Desde aquel accidente fatal que apagó su vida pasaron 183 años y recién ahora se divisa el empeño por una reivindicación total: se repatriaron a San Luis recientemente sus restos, se brindan conferencias en su honor y memoria y también se publican libros como el de la poeta, cuentista y novelista Paulina Movsichoff, Juan Crisóstomo Lafinur: la sensualidad de la filosofía.
Mezcla de novela y biografía (muy buena razón para catalogarla como “biografía novelada”), en sus páginas no sólo se evocan sus inclinaciones intelectuales o su devoción al Ars Poetica de Horacio. En sus páginas se expone la tragedia de aquel que muere joven y se reconstruye sobre todo su voz, esa parte del ser que a diferencia del rostro y la letra jamás se recupera del todo. Tomando este aspecto como eje, pues, se puede decir que la tarea de Movsichoff remite mucho a la del arqueólogo, aquel que excava, interroga al pasado y cubre los huecos y vacíos entre hechos y hechos con hipótesis, conjeturas, intuiciones epocales.
Al ritmo de un estilo que roza la ampulosidad (lo cual se comprende si se tiene en cuenta que la autora pretende reconstruir un clima de época poscolonial no sólo con descripciones de la arquitectura, las costumbres y la moda de por entonces sino desde la superficie del discurso mismo), el libro avanza en clave de recuerdo (“recordar se me ha vuelto casi como un respirar”, dice primero y remata después: “desde esta habitación viajo al pasado porque ya no me queda futuro”): desde su lecho agonizante, Lafinur –el Lafinur personaje que habla por el Lafinur persona– despliega su imaginación febril, narra su paso por el Ejército del Norte, confiesa su amorío con las letras (y sus infidelidades con la música, el periodismo y el teatro) y su amistad eterna con Manuel Belgrano (a quien le dedicó las odas “Canto elegíaco” y “Canto fúnebre”).
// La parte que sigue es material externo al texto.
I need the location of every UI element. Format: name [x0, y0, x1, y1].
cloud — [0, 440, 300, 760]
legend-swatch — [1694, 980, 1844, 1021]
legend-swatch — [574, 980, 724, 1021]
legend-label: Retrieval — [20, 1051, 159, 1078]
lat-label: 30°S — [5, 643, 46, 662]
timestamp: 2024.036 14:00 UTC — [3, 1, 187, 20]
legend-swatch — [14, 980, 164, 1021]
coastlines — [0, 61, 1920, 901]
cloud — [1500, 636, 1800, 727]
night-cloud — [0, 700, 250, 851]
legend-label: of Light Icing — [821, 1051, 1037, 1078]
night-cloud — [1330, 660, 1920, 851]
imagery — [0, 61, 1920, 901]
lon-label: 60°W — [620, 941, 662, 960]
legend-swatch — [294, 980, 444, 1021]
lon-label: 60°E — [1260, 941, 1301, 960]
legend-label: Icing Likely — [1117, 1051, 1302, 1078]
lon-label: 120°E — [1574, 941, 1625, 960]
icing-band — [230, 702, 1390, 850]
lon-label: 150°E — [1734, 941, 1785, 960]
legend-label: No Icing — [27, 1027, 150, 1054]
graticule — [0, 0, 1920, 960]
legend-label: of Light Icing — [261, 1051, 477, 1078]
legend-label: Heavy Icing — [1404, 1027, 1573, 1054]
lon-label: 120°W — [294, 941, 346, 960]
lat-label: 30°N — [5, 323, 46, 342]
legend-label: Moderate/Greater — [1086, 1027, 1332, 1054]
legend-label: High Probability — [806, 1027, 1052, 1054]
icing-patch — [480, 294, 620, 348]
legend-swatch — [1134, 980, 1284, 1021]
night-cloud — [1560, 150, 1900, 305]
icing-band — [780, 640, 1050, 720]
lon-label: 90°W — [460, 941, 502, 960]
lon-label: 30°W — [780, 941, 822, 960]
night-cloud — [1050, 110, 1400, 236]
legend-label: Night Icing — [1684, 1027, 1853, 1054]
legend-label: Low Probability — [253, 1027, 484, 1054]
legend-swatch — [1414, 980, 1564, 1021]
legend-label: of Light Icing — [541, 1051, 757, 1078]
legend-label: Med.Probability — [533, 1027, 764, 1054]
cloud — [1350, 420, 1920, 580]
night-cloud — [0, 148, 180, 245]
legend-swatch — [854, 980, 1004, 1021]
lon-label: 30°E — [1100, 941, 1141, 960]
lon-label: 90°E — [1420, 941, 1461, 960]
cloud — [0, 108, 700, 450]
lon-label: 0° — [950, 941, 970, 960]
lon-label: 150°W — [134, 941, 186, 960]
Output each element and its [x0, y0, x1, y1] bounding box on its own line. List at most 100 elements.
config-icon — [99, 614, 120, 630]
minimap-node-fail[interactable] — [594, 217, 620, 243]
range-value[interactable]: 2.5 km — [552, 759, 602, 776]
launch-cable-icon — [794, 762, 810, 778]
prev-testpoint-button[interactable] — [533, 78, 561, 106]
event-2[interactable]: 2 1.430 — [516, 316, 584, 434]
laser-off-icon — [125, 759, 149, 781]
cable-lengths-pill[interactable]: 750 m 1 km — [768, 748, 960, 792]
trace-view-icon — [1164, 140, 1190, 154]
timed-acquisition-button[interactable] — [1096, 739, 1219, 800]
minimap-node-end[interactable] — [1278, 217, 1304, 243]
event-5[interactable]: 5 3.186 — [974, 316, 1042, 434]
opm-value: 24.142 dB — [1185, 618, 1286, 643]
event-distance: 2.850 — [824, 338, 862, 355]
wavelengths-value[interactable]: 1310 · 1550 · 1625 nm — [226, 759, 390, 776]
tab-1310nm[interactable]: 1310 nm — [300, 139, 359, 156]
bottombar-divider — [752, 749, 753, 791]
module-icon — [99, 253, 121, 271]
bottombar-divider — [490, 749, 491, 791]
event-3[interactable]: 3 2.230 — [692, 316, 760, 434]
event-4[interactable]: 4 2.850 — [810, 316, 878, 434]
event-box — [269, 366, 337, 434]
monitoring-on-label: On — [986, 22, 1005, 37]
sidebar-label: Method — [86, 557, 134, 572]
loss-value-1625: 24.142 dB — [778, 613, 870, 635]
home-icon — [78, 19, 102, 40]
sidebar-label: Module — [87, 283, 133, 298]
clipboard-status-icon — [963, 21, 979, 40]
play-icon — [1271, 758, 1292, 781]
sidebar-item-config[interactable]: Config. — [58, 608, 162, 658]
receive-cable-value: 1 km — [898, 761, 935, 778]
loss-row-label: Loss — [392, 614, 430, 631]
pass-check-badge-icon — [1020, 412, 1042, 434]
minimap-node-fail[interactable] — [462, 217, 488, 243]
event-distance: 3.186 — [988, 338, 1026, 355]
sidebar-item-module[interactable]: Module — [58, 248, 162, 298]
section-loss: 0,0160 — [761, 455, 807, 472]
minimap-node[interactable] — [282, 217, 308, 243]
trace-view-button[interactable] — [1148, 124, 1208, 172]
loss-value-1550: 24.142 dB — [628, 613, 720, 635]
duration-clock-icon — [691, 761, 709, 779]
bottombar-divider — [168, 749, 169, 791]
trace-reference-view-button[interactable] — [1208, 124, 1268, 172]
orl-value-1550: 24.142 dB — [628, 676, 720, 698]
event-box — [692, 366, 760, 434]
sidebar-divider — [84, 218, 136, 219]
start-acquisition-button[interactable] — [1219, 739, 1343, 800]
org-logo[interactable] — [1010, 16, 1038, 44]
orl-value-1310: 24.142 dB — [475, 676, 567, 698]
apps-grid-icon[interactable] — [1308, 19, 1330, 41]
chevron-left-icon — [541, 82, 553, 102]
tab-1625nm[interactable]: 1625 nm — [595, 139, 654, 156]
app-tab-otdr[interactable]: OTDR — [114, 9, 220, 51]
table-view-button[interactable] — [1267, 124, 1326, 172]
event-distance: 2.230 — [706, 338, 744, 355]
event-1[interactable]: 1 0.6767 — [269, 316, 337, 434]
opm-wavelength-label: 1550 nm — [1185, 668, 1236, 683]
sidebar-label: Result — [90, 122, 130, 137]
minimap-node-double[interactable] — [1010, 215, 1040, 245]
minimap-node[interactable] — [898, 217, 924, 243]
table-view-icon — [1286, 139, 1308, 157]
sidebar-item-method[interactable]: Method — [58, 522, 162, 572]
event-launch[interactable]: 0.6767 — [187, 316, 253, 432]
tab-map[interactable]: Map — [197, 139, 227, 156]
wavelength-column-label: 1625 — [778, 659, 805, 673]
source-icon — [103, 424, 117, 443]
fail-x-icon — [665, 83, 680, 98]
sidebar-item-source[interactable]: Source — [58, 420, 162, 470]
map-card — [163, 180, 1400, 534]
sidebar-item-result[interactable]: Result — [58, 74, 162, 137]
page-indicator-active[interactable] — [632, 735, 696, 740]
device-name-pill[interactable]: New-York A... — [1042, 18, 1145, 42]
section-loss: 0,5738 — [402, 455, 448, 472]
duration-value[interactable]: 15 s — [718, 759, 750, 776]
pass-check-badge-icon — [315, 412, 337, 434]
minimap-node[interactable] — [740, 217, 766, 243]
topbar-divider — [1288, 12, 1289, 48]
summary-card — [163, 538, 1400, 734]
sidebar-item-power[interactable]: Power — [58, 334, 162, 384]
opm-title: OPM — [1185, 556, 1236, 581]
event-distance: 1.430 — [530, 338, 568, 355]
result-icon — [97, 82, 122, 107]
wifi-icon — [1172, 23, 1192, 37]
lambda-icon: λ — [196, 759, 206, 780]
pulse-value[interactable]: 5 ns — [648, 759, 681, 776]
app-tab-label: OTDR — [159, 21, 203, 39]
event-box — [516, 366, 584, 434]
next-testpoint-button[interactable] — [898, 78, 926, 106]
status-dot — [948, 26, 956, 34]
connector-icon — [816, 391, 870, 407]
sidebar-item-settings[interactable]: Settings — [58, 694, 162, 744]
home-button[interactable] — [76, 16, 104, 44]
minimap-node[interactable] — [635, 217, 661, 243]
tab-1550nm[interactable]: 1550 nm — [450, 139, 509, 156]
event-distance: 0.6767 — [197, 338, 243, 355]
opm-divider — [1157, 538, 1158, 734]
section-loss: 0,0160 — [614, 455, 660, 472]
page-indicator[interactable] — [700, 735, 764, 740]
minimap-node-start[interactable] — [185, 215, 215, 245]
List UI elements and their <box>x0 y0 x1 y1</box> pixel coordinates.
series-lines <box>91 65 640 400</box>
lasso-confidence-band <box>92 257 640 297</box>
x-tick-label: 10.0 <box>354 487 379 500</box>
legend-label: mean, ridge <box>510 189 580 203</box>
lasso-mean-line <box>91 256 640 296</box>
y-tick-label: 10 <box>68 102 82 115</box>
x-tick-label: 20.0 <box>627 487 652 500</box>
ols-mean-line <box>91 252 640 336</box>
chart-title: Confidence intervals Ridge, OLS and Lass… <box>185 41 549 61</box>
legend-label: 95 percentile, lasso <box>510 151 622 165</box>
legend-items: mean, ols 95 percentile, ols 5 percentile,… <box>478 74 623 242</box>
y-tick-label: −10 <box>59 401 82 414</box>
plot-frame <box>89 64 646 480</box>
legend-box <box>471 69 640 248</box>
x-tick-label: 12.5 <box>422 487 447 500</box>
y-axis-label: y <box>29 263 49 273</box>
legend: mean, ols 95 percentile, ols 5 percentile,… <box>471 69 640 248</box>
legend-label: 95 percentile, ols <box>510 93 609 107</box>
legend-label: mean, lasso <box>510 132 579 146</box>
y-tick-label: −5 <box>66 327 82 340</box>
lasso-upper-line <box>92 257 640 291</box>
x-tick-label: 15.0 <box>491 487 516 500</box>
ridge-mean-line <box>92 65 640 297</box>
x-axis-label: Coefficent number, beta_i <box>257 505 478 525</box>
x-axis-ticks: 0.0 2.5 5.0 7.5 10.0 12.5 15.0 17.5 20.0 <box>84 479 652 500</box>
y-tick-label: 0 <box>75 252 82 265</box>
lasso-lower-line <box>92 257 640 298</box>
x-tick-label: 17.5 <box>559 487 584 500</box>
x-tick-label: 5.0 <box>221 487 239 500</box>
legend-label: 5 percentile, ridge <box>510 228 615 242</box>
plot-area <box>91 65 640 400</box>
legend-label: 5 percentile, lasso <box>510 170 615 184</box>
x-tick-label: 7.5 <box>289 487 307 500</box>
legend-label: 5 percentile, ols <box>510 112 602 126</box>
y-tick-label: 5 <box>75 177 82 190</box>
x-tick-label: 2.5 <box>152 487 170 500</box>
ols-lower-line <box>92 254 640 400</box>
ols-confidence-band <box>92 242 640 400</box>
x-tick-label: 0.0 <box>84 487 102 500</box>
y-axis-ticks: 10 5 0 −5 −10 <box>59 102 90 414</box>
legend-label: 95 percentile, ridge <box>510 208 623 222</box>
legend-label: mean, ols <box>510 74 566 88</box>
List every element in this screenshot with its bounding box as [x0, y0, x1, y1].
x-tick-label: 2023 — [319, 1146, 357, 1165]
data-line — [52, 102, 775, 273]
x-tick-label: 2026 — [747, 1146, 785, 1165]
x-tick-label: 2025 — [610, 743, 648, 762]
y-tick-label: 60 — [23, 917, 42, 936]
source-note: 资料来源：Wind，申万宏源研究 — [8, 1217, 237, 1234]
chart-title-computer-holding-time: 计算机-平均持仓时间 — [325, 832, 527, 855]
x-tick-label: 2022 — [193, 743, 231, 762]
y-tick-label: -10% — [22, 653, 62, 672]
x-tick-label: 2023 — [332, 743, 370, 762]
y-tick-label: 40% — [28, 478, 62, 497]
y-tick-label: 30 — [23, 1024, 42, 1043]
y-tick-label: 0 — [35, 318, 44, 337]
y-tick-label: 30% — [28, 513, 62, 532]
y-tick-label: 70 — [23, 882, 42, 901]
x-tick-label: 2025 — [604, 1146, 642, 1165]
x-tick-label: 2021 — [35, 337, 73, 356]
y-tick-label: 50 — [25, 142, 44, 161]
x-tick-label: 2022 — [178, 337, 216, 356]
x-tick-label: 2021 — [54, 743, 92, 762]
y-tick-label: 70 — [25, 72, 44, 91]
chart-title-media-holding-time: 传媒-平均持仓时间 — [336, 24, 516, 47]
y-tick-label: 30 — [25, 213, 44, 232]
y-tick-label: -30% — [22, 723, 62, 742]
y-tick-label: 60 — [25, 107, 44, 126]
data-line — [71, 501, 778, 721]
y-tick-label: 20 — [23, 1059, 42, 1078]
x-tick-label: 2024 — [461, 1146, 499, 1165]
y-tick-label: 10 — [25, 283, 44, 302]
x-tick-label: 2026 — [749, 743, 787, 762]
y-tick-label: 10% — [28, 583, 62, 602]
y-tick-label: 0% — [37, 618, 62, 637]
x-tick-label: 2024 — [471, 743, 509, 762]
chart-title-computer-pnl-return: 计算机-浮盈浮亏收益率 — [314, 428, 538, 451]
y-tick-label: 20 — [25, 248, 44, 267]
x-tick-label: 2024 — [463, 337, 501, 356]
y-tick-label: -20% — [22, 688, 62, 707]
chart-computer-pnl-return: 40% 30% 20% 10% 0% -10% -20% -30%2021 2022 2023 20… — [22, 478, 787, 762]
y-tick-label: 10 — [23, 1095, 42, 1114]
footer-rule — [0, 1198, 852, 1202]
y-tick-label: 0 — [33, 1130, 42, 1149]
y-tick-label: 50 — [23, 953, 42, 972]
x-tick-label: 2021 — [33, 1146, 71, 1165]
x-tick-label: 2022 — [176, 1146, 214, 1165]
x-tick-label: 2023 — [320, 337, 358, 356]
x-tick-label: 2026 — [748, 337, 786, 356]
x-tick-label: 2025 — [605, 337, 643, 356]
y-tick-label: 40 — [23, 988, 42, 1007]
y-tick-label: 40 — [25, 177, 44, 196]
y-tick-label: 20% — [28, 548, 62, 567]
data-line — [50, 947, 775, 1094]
Bautizado por Juan María Gutiérrez como “el poeta romántico de nuestra época clásica” y recordado por su sobrino bisnieto Borges en un poema de La moneda de Hierro (1976), Juan Crisóstomo Lafinur, sin embargo, no pudo escapar del destino de todas las figuras patrióticas: el de terminar engalanando el nombre de una calle y concluir siendo una leyenda.